Setup Application Gateway

  1. Add Application Gateway.
  2. You are then informed the terms to qualify for SLA. Click on Create.
  3. Standard tier is fine. Choose WAF if you prefer.
  4. The location should ideally be the same as per your App Service so that we can leverage on SSL termination.
  5. Click OK to proceed.
  6. Create a new Virtual network (or existing if you know what you are doing). You need to give a name. Address space, subnet name, and subnet address range have been prepropulated.
  7. Frontend IP address type is set to Public.
  8. Create a new Public IP address.
  9. Set protocol to HTTPS. You will need to create another listener for HTTP later (if you want this too) but I am not demonstrating that to focus on disabling specific TLS versions. Port number will automatically be set to 443. For testing purposes, I created a self-signed PFX which I will not detail as you can find plenty of tutorials elsewhere. The PFX must be password protected.
  10. Click OK to proceed. Expect up to 20 minutes for gateway to be created.
  11. Once the gateway has been created, navigate to Overview as further configuration is required.
  12. Change the CNAME of your subdomain to point to your newly created frontend public IP address, <guid>
  13. Go to Backend pools. One has already been created named appGatewayBackendPool. Click on it then add <your website> Remember to click Save.
  14. Go to Health probes. Add a new one that points to <your website> Root (/) path is fine. Click Save.
  15. Go to HTTP settings. Check Use custom probe and point to the newly created probe.
  16. Go to Backend health. Ensure that the status is Healthy otherwise you missed a step.

Disabling TLS 1.0 and 1.1

Firstly, verify the list of TLS protocol versions supported as-is. Go to Qualys SSL Labs SSL Server Test. A warning will appear if you used a self-signed certificate. Choose to proceed. You should now be seeing TLS 1.0, 1.1 and 1.2 marked Yes.

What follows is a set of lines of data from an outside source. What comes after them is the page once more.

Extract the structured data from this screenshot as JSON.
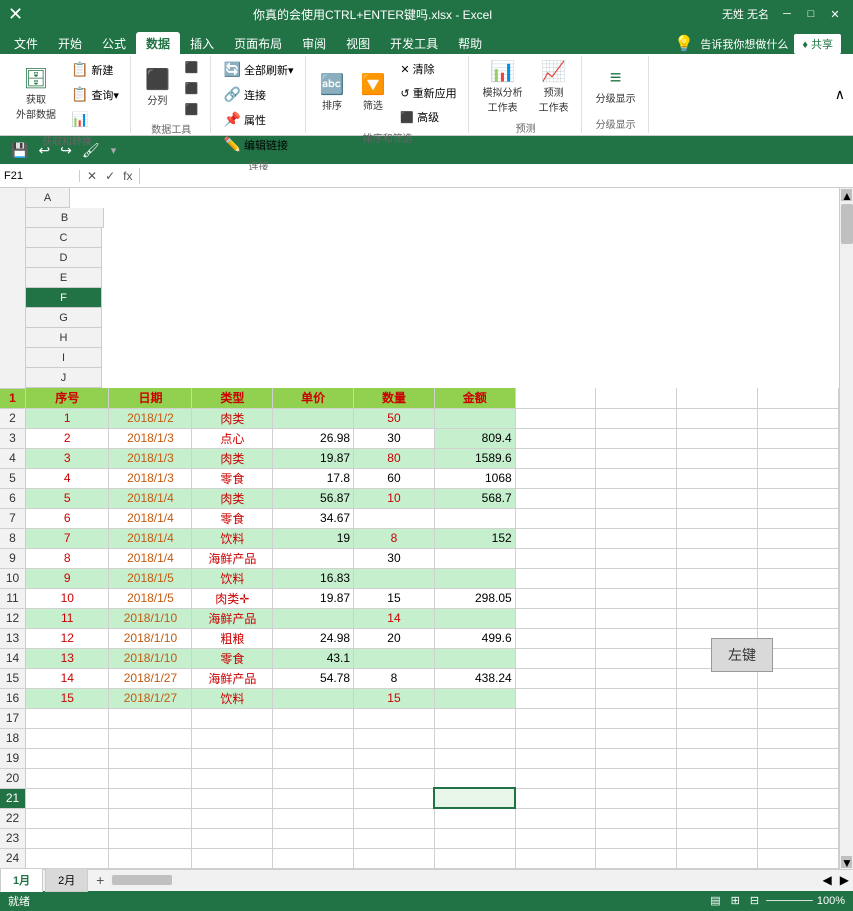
{
  "titleBar": {
    "filename": "你真的会使用CTRL+ENTER键吗.xlsx - Excel",
    "user": "无姓 无名",
    "minBtn": "─",
    "maxBtn": "□",
    "closeBtn": "✕"
  },
  "ribbonTabs": [
    "文件",
    "开始",
    "公式",
    "数据",
    "插入",
    "页面布局",
    "审阅",
    "视图",
    "开发工具",
    "帮助"
  ],
  "activeTab": "数据",
  "searchPlaceholder": "告诉我你想做什么",
  "shareLabel": "♦ 共享",
  "quickAccess": {
    "save": "💾",
    "undo": "↩",
    "redo": "↪"
  },
  "ribbonGroups": {
    "getTransform": {
      "label": "获取和转换",
      "buttons": [
        {
          "icon": "📊",
          "label": "获取\n外部数据"
        },
        {
          "icon": "📋",
          "label": "新建\n查询"
        },
        {
          "icon": "📑",
          "label": ""
        }
      ]
    },
    "dataTools": {
      "label": "数据工具",
      "buttons": [
        {
          "icon": "🔤",
          "label": "分列"
        }
      ]
    },
    "connections": {
      "label": "连接",
      "buttons": [
        {
          "icon": "🔗",
          "label": "连接"
        },
        {
          "icon": "📌",
          "label": "属性"
        },
        {
          "icon": "✏️",
          "label": "编辑链接"
        }
      ]
    },
    "sortFilter": {
      "label": "排序和筛选",
      "buttons": [
        {
          "label": "排序"
        },
        {
          "label": "筛选"
        },
        {
          "label": "清除"
        },
        {
          "label": "重新应用"
        },
        {
          "label": "高级"
        }
      ]
    },
    "forecast": {
      "label": "预测",
      "buttons": [
        {
          "icon": "📈",
          "label": "模拟分析\n工作表"
        },
        {
          "icon": "📉",
          "label": "预测\n工作表"
        }
      ]
    },
    "outline": {
      "label": "分级显示",
      "buttons": [
        {
          "icon": "≡",
          "label": "分级显示"
        }
      ]
    }
  },
  "cellRef": "F21",
  "formulaContent": "",
  "columns": [
    "A",
    "B",
    "C",
    "D",
    "E",
    "F",
    "G",
    "H",
    "I",
    "J"
  ],
  "headers": {
    "A": "序号",
    "B": "日期",
    "C": "类型",
    "D": "单价",
    "E": "数量",
    "F": "金额"
  },
  "rows": [
    {
      "rowNum": 1,
      "isHeader": true
    },
    {
      "rowNum": 2,
      "A": "1",
      "B": "2018/1/2",
      "C": "肉类",
      "D": "",
      "E": "50",
      "F": ""
    },
    {
      "rowNum": 3,
      "A": "2",
      "B": "2018/1/3",
      "C": "点心",
      "D": "26.98",
      "E": "30",
      "F": "809.4"
    },
    {
      "rowNum": 4,
      "A": "3",
      "B": "2018/1/3",
      "C": "肉类",
      "D": "19.87",
      "E": "80",
      "F": "1589.6"
    },
    {
      "rowNum": 5,
      "A": "4",
      "B": "2018/1/3",
      "C": "零食",
      "D": "17.8",
      "E": "60",
      "F": "1068"
    },
    {
      "rowNum": 6,
      "A": "5",
      "B": "2018/1/4",
      "C": "肉类",
      "D": "56.87",
      "E": "10",
      "F": "568.7"
    },
    {
      "rowNum": 7,
      "A": "6",
      "B": "2018/1/4",
      "C": "零食",
      "D": "34.67",
      "E": "",
      "F": ""
    },
    {
      "rowNum": 8,
      "A": "7",
      "B": "2018/1/4",
      "C": "饮料",
      "D": "19",
      "E": "8",
      "F": "152"
    },
    {
      "rowNum": 9,
      "A": "8",
      "B": "2018/1/4",
      "C": "海鲜产品",
      "D": "",
      "E": "30",
      "F": ""
    },
    {
      "rowNum": 10,
      "A": "9",
      "B": "2018/1/5",
      "C": "饮料",
      "D": "16.83",
      "E": "",
      "F": ""
    },
    {
      "rowNum": 11,
      "A": "10",
      "B": "2018/1/5",
      "C": "肉类✛",
      "D": "19.87",
      "E": "15",
      "F": "298.05"
    },
    {
      "rowNum": 12,
      "A": "11",
      "B": "2018/1/10",
      "C": "海鲜产品",
      "D": "",
      "E": "14",
      "F": ""
    },
    {
      "rowNum": 13,
      "A": "12",
      "B": "2018/1/10",
      "C": "粗粮",
      "D": "24.98",
      "E": "20",
      "F": "499.6"
    },
    {
      "rowNum": 14,
      "A": "13",
      "B": "2018/1/10",
      "C": "零食",
      "D": "43.1",
      "E": "",
      "F": ""
    },
    {
      "rowNum": 15,
      "A": "14",
      "B": "2018/1/27",
      "C": "海鲜产品",
      "D": "54.78",
      "E": "8",
      "F": "438.24"
    },
    {
      "rowNum": 16,
      "A": "15",
      "B": "2018/1/27",
      "C": "饮料",
      "D": "",
      "E": "15",
      "F": ""
    },
    {
      "rowNum": 17,
      "A": "",
      "B": "",
      "C": "",
      "D": "",
      "E": "",
      "F": ""
    },
    {
      "rowNum": 18,
      "A": "",
      "B": "",
      "C": "",
      "D": "",
      "E": "",
      "F": ""
    },
    {
      "rowNum": 19,
      "A": "",
      "B": "",
      "C": "",
      "D": "",
      "E": "",
      "F": ""
    },
    {
      "rowNum": 20,
      "A": "",
      "B": "",
      "C": "",
      "D": "",
      "E": "",
      "F": ""
    },
    {
      "rowNum": 21,
      "A": "",
      "B": "",
      "C": "",
      "D": "",
      "E": "",
      "F": "",
      "selected": true
    },
    {
      "rowNum": 22,
      "A": "",
      "B": "",
      "C": "",
      "D": "",
      "E": "",
      "F": ""
    },
    {
      "rowNum": 23,
      "A": "",
      "B": "",
      "C": "",
      "D": "",
      "E": "",
      "F": ""
    },
    {
      "rowNum": 24,
      "A": "",
      "B": "",
      "C": "",
      "D": "",
      "E": "",
      "F": ""
    }
  ],
  "sheetTabs": [
    "1月",
    "2月"
  ],
  "activeSheet": "1月",
  "tooltip": "左键",
  "statusBar": {
    "readyLabel": "就绪",
    "zoom": "100%"
  }
}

Start PowerShell and enter the following commands. Please note in the example below both TLS 1.0 and 1.1 are to be disabled. You can omit the latter if you prefer to keep it supported:

$gw = Get-AzureRmApplicationGateway -Name <your gateway name> -ResourceGroupName <your resource group>
Set-AzureRmApplicationGatewaySslPolicy -DisabledSslProtocols TLSv1_0, TLSv1_1 -ApplicationGateway $gw
$gw | Set-AzureRmApplicationGateway

Once the last command has completed, perform a new SSL test and you should now be seeing just TLS 1.2 marked Yes.